Matthew Wilcox wrote:
On Tue, Oct 30, 2007 at 05:46:08PM +0100, Richard Knutsson wrote:
I just don't see the reason why expressing a boolean as an integer. Some
advantage?
This is C, not Java, or some other highly-typed language.
if (int) and if (ptr) are perfectly acceptable in C.
Yes, and it has been "corrected" in the C99-standard (which we are using
since the Linux support for the the 2.95 compiler stopped). Is there
something wrong in actually typing the variable to the type we want it
to be? Or would it be better to regress (becoming like Perl or PHP)[1][2]?
Btw, I am all for 'if (ptr)' since it rarely (if ever) makes any sense
to do 'if (ptr == 0x1234)', which evaluates to ptr == NULL is invalid
and otherwise valid.
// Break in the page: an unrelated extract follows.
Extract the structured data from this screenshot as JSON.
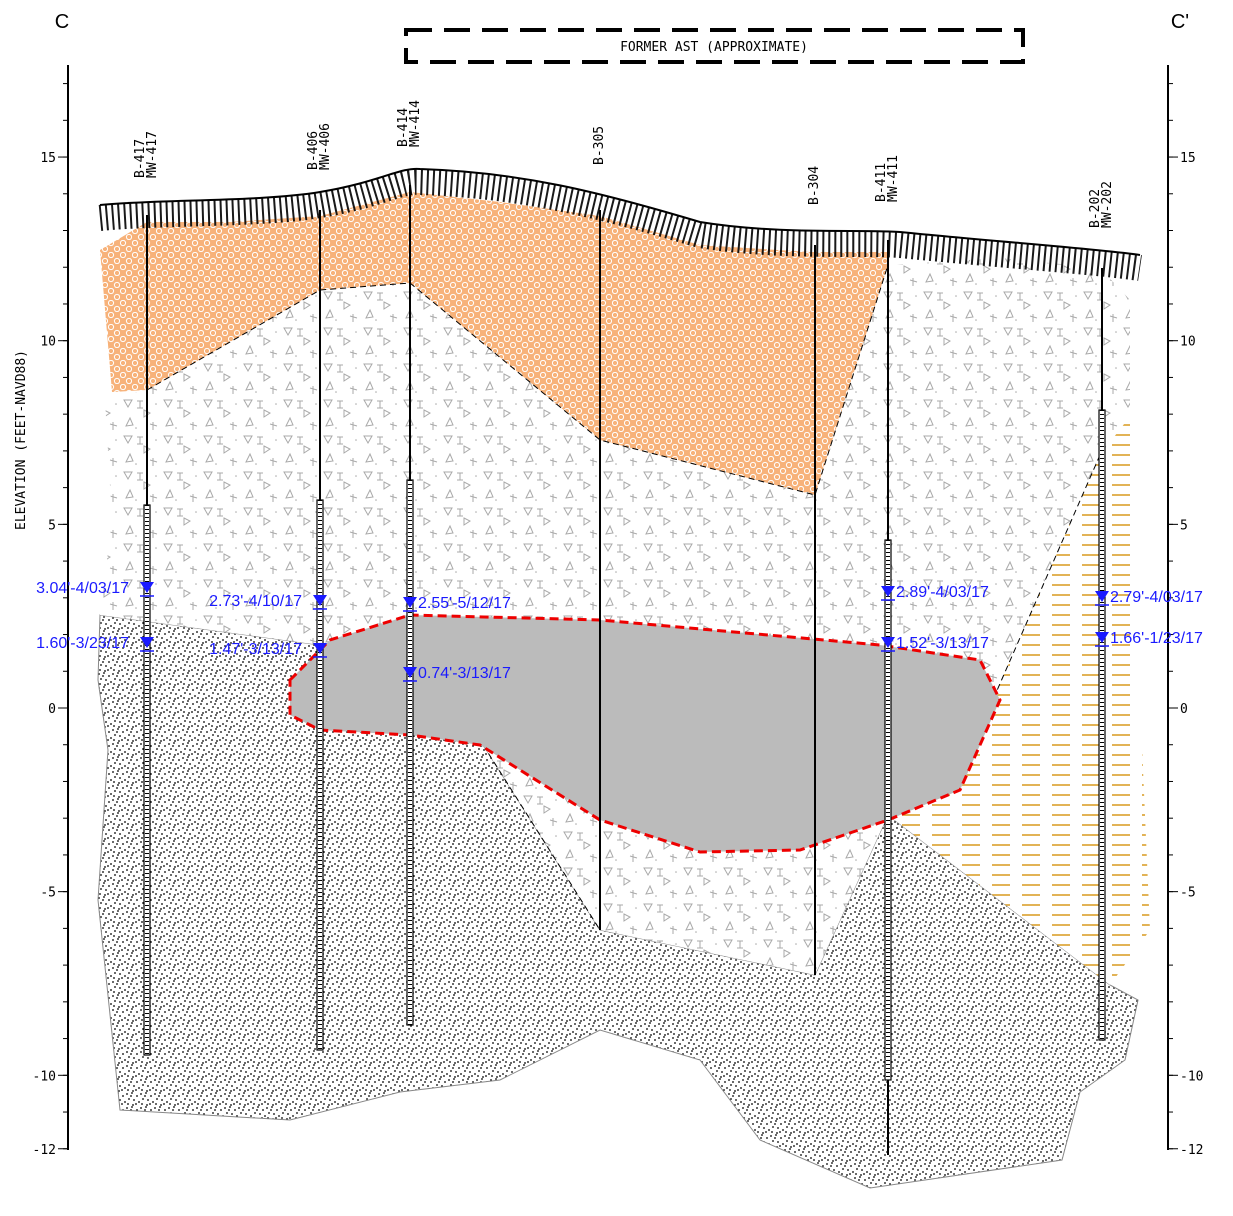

Is it really the same for integers? ;)
(also just want to add: to the "this is not a highly-typed language"
that I have heard many times, it theory, I think it would suffice with
just the void-pointer)
(also helps us if someone does: 'if (var == true)', even thou we should
try to avoid them)
I have no idea what you mean.
There is some places where things like 'if (var == true)' is done, but
what happens when var is not the same number as 'true' (and still != 0)?
It is a potential bug if 'var' is an integer and expected to be a
boolean in this case. Like in a case of "var = some_var & some_flag;"
Best regards
Richard Knutsson
[1] Nothing wrong with Perl or PHP, they are suited for the tasks they
are meant to solve.
[2] If I recall correctly, the predecessor 'B' did not have any types.